Be eager but never be desperate.

 

let result = [{x: 1}, {x: 2}, {x: 3}];

reduce this array and result should be 6; You are suggested to use arr.reduce() function.

---

Input:
people = [
  { name: 'Alice', age: 21, gender: "female" },
  { name: 'Max', age: 20, gender: "male" },
  { name: 'Jane', age: 20, gender: "female" }
  { name: 'Jon', age: 21, gender: "male" },
  { name: 'Alex', age: 20, gender: "male" }
]

output: 
{
 male: [
  { name: 'Max', age: 20, },
  { name: 'Jon', age: 21, },
  { name: 'Alex', age: 20, }
],
female: [
 { name: 'Alice', age: 21 },
{ name: 'Jane', age: 20 }
]
}

---

Input: 
let value = "5+8=x";

Output should be 13 (type should be number);

---

comment section is yours fellows. 🙏🙏🙏

Thanks.

Comments

[Stepan Zubashev]

result.reduce((acc, item) => acc + item.x, 0)
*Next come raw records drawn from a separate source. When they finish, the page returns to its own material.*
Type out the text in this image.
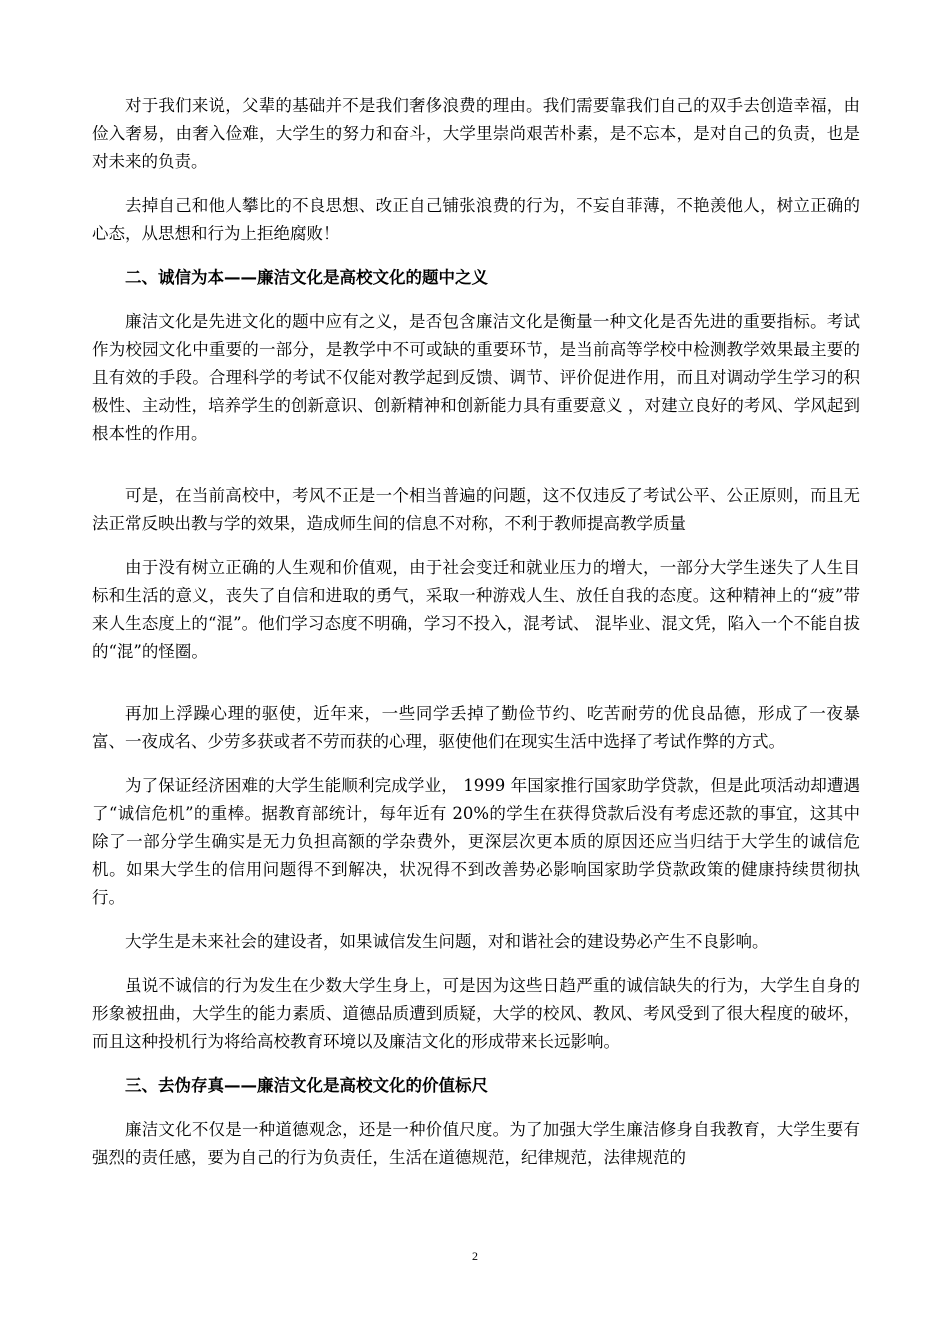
对于我们来说，父辈的基础并不是我们奢侈浪费的理由。我们需要靠我们自己的双手去创造幸福，由俭入奢易，由奢入俭难，大学生的努力和奋斗，大学里崇尚艰苦朴素，是不忘本，是对自己的负责，也是对未来的负责。

去掉自己和他人攀比的不良思想、改正自己铺张浪费的行为，不妄自菲薄，不艳羡他人，树立正确的心态，从思想和行为上拒绝腐败！

二、诚信为本——廉洁文化是高校文化的题中之义

廉洁文化是先进文化的题中应有之义，是否包含廉洁文化是衡量一种文化是否先进的重要指标。考试作为校园文化中重要的一部分，是教学中不可或缺的重要环节，是当前高等学校中检测教学效果最主要的且有效的手段。合理科学的考试不仅能对教学起到反馈、调节、评价促进作用，而且对调动学生学习的积极性、主动性，培养学生的创新意识、创新精神和创新能力具有重要意义 ，对建立良好的考风、学风起到根本性的作用。

可是，在当前高校中，考风不正是一个相当普遍的问题，这不仅违反了考试公平、公正原则，而且无法正常反映出教与学的效果，造成师生间的信息不对称，不利于教师提高教学质量

由于没有树立正确的人生观和价值观，由于社会变迁和就业压力的增大，一部分大学生迷失了人生目标和生活的意义，丧失了自信和进取的勇气，采取一种游戏人生、放任自我的态度。这种精神上的“疲”带来人生态度上的“混”。他们学习态度不明确，学习不投入，混考试、 混毕业、混文凭，陷入一个不能自拔的“混”的怪圈。

再加上浮躁心理的驱使，近年来，一些同学丢掉了勤俭节约、吃苦耐劳的优良品德，形成了一夜暴富、一夜成名、少劳多获或者不劳而获的心理，驱使他们在现实生活中选择了考试作弊的方式。

为了保证经济困难的大学生能顺利完成学业， 1999 年国家推行国家助学贷款，但是此项活动却遭遇了“诚信危机”的重棒。据教育部统计，每年近有 20%的学生在获得贷款后没有考虑还款的事宜，这其中除了一部分学生确实是无力负担高额的学杂费外，更深层次更本质的原因还应当归结于大学生的诚信危机。如果大学生的信用问题得不到解决，状况得不到改善势必影响国家助学贷款政策的健康持续贯彻执行。

大学生是未来社会的建设者，如果诚信发生问题，对和谐社会的建设势必产生不良影响。

虽说不诚信的行为发生在少数大学生身上，可是因为这些日趋严重的诚信缺失的行为，大学生自身的形象被扭曲，大学生的能力素质、道德品质遭到质疑，大学的校风、教风、考风受到了很大程度的破坏，而且这种投机行为将给高校教育环境以及廉洁文化的形成带来长远影响。

三、去伪存真——廉洁文化是高校文化的价值标尺

廉洁文化不仅是一种道德观念，还是一种价值尺度。为了加强大学生廉洁修身自我教育，大学生要有强烈的责任感，要为自己的行为负责任，生活在道德规范，纪律规范，法律规范的

2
people.reduce((acc, item) => {
  if (item.gender === 'male') acc.male.push(item);
  else acc.female.push(item);
  return acc;
}, { male: [], female: [] });

eval(value.split('=')[0])

[Diogo Goncalves]

people.reduce(...) answer is a masterpiece 👏🏻

[Rajesh Royal]

Masterpiece.

[Alejandra Monroy]

const sortBy = (arr, attribute) => {
  const set = new Set();
  arr.map((element) => set.add(element[attribute]));

  const sorted = {};

  set.forEach(
    (setElement) => (sorted[setElement] = arr.filter((element) => element[attribute] === setElement))
    .forEach(element => delete element[attribute]),
  );

  return sorted;
};

[Antonijo Galic]

Using .filter for the second task

const output = () => {
  const male = people.filter(person => person.gender === 'male');
  const female = people.filter(person => person.gender === 'female');

  return { male: male, female: female };
};

output();

[Truong Phan]

A more generic solution to group by any property:

Array.prototype.groupBy = function (p) {
    return this.reduce((g, i) => {
        g[i[p]] = g[i[p]] || [];
        g[i[p]].push(i);
        return g;
    }, {});
};

[Rajesh Royal]

Didn't understand It can you explain a little more.

[Truong Phan]

I may use the implicit variables so that you could read easily, see my comments for the explanations

// get the input property to group by, we attach the function to the prototype object
Array.prototype.groupBy = function (prop) {
    // then apply reduce
    return this.reduce((group, item) => {
        // create new property for the group object if not existed, if yes, reassign from the accumulator 
        group[item[prop]] = group[item[prop]] || [];
        // add new item to the group of property (in this  case, a list) we want to group
        group[item[prop]].push(item);
        return group;
   // create initial empty object to implement reduce
    }, {});
};

Then we can use people.groupBy('gender') or people.groupBy('age')

[Saurav Behera]

people = [
// { name: 'Alice', age: 21, gender: "female" },
// { name: 'Max', age: 20, gender: "male" },
// { name: 'Jane', age: 20, gender: "female" },
// { name: 'Jon', age: 21, gender: "male" },
// { name: 'Alex', age: 20, gender: "male" }
// ]
// const male=people.filter((el)=>el.gender=="male")
// const female=people.filter((el)=>el.gender=="female")
// console.log({male:male,female:female})

[Saurav Behera]

// let result = [{x: 1}, {x: 2}, {x: 3}];
// res=result.reduce((acc,el)=>acc+el.x,0)

[Saurav Behera]

let value = "5+8=x";
let arr=value.split("=")
arr=arr[0].split("+").map(Number).reduce((acc,e)=>acc+e)
console.log(arr)